If any names associated with the sequences were not in the NCBI taxonomy database, the “Organism Info” tab will pop up in the Submission Portal asking for further information to confirm that the new names are valid.

It could be that old names were used or typos were present in the metadata - in this case, return to the previous Source Modifier tab and upload a new tsv file with the corrected names.

Fill out the reason for each new name, whether it is a New Species, New Combination and Current Name, or Already Published and Reference.

New non-specific taxon names (e.g. Amphiesma sp.) and morphospecies names may be submitted as a “New species”.

When submitting COI sequences, also indicate “Mitochondrial Genetic Code” for new names to NCBI. For more information on NCBI genetic codes see their webpage. When submitting rRNA sequences, this will not be asked.

Once all details for unknown names are filled out, click “Continue”.

References Tab

This tab is used to fill in details on who produced the sequences and any relevant publication data. If a publication is or will be associated with the sequences, always include at least one publication author as a sequence author. Important: Only sequence authors can edit the records in GenBank.

For records associated with USNM collections, SIBN strongly recommends that the relevant departmental Data Manager and/or the departmental Collections Manager are included in the Sequence Authors list as this can assist with updates if required in the future. Discussions should be held with the relevant departmental staff to discuss the sequence authors on the GenBank records.

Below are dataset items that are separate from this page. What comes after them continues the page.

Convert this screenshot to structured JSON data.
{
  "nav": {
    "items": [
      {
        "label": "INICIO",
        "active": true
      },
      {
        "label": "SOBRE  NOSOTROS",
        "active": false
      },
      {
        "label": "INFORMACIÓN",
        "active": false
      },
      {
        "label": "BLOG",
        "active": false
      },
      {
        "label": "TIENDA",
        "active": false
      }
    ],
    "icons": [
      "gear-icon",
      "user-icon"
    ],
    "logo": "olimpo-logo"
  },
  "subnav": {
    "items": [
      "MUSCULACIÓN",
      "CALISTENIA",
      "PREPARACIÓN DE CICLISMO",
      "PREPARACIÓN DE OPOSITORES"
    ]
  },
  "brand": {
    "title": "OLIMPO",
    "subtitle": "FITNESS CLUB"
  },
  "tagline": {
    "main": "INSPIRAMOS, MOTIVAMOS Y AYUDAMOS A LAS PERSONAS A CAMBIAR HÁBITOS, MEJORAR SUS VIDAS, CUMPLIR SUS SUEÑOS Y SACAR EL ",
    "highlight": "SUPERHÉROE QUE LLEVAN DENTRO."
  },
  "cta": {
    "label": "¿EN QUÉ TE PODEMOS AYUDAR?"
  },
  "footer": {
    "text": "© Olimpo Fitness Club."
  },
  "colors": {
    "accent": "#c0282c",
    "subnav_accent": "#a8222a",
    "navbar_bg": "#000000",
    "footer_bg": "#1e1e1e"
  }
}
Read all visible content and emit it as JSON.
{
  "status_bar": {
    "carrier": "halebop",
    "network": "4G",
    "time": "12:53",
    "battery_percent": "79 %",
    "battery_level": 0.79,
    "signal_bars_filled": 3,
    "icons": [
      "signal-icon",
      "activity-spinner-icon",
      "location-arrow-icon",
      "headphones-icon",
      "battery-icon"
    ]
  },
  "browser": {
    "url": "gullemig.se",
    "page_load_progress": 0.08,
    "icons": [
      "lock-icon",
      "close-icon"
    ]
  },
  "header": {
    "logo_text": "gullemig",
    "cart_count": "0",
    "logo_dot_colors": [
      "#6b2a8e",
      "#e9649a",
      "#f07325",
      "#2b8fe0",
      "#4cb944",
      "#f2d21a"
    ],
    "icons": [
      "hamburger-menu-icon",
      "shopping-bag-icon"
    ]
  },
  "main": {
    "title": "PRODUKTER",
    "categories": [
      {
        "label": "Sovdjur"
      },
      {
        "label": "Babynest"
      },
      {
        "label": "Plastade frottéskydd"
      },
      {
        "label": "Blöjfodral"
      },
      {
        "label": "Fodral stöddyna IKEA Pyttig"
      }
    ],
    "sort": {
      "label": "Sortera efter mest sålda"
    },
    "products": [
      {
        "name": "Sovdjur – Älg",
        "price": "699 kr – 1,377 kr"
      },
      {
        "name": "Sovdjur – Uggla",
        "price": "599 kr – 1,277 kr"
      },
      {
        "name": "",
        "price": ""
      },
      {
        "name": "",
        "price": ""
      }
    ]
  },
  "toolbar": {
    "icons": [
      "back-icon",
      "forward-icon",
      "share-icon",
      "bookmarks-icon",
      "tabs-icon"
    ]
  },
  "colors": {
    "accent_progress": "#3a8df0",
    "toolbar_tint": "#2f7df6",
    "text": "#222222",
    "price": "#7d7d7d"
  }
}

Once publication details are filled in, click “Continue”.

Review and Submit

This last tab provides a review of all data entries both raw and how it will be displayed in the GenBank records. This is the last opportunity to change anything before submitting.

Once all details are confirmed to be correct, click “Submit”.

After Submission

A few days after submission, an email should be received from the NCBI admin team confirming the submission and assigning GenBank accession numbers to each of the sequences. Any issues that may have come up during post-submission processing will also be addressed.

Accession numbers should be reported back to the relevant departmental staff so they can be linked to the genetic sample records in EMu. If the sequencing project was funded by SIBN, please also report accession numbers back to the SIBN project manager.